Characteristics and Main Controlling Factors of Low Permeability Reservoirs in E3s2 of A Oilfield, Bohai Bay Basin ()
1. Introduction
The A Oilfield in the Bohai Bay Basin is located at the western end of the Bonan Low Uplift in the Bohai Bay Basin, at the boundary of three major oil-generating enrichment zones: the Bozhong Sag, the Huanghekou Sag. It covers a total exploration area of approximately 30 km2 (Figure 1), extending in a northeast direction. As a faulted anticline structure bounded by two boundary faults, it serves as a favorable site for oil and gas accumulation and is the first pilot test oilfield for low-permeability fracturing exploitation in the Bohai Sea (Liao et al., 2015). The sandstone reservoirs of the second and third members of the Shahejie Formation (E3s2 and E3s2) in the Paleogene are the main oil-bearing sequences of the oilfield, characterized by great burial depth, large trap area, and high closure amplitude, thus exhibiting considerable exploration potential. Previous studies (Xiao et al., 2025; Deng et al., 2007; Yang et al., 2025; Xue et al., 2025; Liu et al., 2025; Li, 2003; Xie et al., 2001; Yang et al., 2000; Yang et al., 2010) have been conducted on the sedimentary environment, provenance, and reservoir characteristics of the Shahejie Formation in the study area. These studies suggest that the E3s2 Member, influenced by dual provenances from the southwest and northwest, is dominated by medium-fine-grained lithic arkose deposited in the braided river delta front. Reservoir distribution shows certain diversity across different sedimentary periods, facies belts, and provenance directions, with overall low permeability. However, there is a lack of systematic research on the main controlling factors of reservoirs and the genesis of high-quality reservoirs in the study area, which fails to meet the needs of optimizing the oilfield’s potential areas and deploying adjustment wells. Therefore, this study utilizes drilling core observation, thin-section identification, scanning electron microscopy (SEM), X-ray diffraction (XRD), capillary pressure curves, and other relevant analytical data to conduct a systematic investigation into the main controlling factors and formation mechanisms of low-permeability reservoirs in the E3s2 member of the study area.

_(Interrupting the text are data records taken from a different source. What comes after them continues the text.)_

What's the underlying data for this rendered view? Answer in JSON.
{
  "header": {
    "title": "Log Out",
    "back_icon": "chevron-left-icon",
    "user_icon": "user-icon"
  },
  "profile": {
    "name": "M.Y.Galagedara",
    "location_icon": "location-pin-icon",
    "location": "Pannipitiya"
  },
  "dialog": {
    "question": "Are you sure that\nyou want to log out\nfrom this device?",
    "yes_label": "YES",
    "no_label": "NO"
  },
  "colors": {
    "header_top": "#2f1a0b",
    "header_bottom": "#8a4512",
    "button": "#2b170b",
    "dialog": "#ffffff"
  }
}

This research provides a geological basis for the subsequent pilot experiments and potential tapping of the oilfield.
![]()
Figure 1. Location of study area.
2. Petrological Characteristics of the Reservoir
Based on the analysis of 101 sandstone samples in the study area, the reservoir of the E3S2 Member of the Shahejie Formation is mainly composed of medium-fine-grained lithic arkose (Figure 2). Microscopic identification and statistical analysis of clastic components show that the average content of quartz is 50.27%, feldspar (dominated by potassium feldspar) is 33.06%, and lithic fragments (mainly magmatic rock fragments, with intrusive rocks as the primary type) is 14.30%. Analysis of SEM and XRD data indicates that the average content of interstitial materials is 2.36%. The cement is dominated by carbonate minerals, with common quartz overgrowth; the matrix is mainly composed of clay minerals.
I. Quartz sandstone; II. Feldspathic quartz sandstone; III. Lithic quartz sandstone; IV. Feldspathic-lithic quartz sandstone; V. Feldspar sandstone; VI. Lithic arkose (or Lithic feldspar sandstone); VII. Feldspathic lithic sandstone; VIII. Lithic sandstone.
Figure 2. Triangular diagram of sandstone types of E3s2 in A oilfield.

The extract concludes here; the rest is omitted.